- Supreme Court of the United States

Argued November 28, 1984 Decided April 29, 1985
- Full case name: Francis, Warden v. Franklin
- Citations: 471 U.S. 307 (more) 105 S. Ct. 1965; 85 L. Ed. 2d 344; 1985 U.S. LEXIS 4

Court membership
- Chief Justice Warren E. Burger Associate Justices William J. Brennan Jr. · Byron White Thurgood Marshall · Harry Blackmun Lewis F. Powell Jr. · William Rehnquist John P. Stevens · Sandra Day O'Connor

Case opinions
- Majority: Brennan, joined by White, Marshall, Blackmun, Stevens
- Dissent: Powell
- Dissent: Rehnquist, joined by Burger, O'Connor

= Francis v. Franklin =

Francis v. Franklin, 471 U.S. 307 (1985), is a United States Supreme Court decision reaffirming due process principles elucidated in Sandstrom v. Montana, that the prosecution bears the burden of proof of establishing the mental element of intent.

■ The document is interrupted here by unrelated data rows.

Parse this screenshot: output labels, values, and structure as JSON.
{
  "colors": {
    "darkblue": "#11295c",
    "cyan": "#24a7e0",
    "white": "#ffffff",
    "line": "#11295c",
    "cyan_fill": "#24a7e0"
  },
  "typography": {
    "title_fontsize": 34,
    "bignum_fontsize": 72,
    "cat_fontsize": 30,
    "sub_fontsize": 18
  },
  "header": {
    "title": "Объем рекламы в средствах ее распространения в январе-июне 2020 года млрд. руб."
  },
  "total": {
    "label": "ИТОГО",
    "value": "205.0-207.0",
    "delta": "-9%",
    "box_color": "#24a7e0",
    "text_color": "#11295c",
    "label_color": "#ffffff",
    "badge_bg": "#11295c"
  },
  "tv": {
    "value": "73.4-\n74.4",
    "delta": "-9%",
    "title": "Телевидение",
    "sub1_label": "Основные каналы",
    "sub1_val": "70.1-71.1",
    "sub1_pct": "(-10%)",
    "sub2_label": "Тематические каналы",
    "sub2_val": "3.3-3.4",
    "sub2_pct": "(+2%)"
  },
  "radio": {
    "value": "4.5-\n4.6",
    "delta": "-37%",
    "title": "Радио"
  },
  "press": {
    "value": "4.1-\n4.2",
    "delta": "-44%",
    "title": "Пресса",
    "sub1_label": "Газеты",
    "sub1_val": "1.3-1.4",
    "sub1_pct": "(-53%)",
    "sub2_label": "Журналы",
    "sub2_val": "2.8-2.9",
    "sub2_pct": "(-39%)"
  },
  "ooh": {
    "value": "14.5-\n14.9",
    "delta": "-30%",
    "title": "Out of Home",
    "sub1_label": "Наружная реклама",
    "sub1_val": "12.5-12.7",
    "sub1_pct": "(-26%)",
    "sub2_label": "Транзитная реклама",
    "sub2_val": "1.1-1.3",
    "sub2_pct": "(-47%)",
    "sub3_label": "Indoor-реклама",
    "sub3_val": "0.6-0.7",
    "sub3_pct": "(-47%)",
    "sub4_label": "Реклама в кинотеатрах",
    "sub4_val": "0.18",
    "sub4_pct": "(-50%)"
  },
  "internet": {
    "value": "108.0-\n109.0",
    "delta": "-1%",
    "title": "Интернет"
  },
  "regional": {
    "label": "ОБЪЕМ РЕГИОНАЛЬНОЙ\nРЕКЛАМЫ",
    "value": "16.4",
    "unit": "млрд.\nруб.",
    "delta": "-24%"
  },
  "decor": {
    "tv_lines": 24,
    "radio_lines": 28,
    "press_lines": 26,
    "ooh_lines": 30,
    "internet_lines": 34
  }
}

Justice Brennan wrote that under the Due Process Clause of the Fourteenth Amendment, a jury instruction saying that "a person of sound mind is presumed to intend the natural and probable consequences of his acts, but the presumption may be rebutted" is unconstitutional, because the burden of proof is shifted from the prosecution to the defense.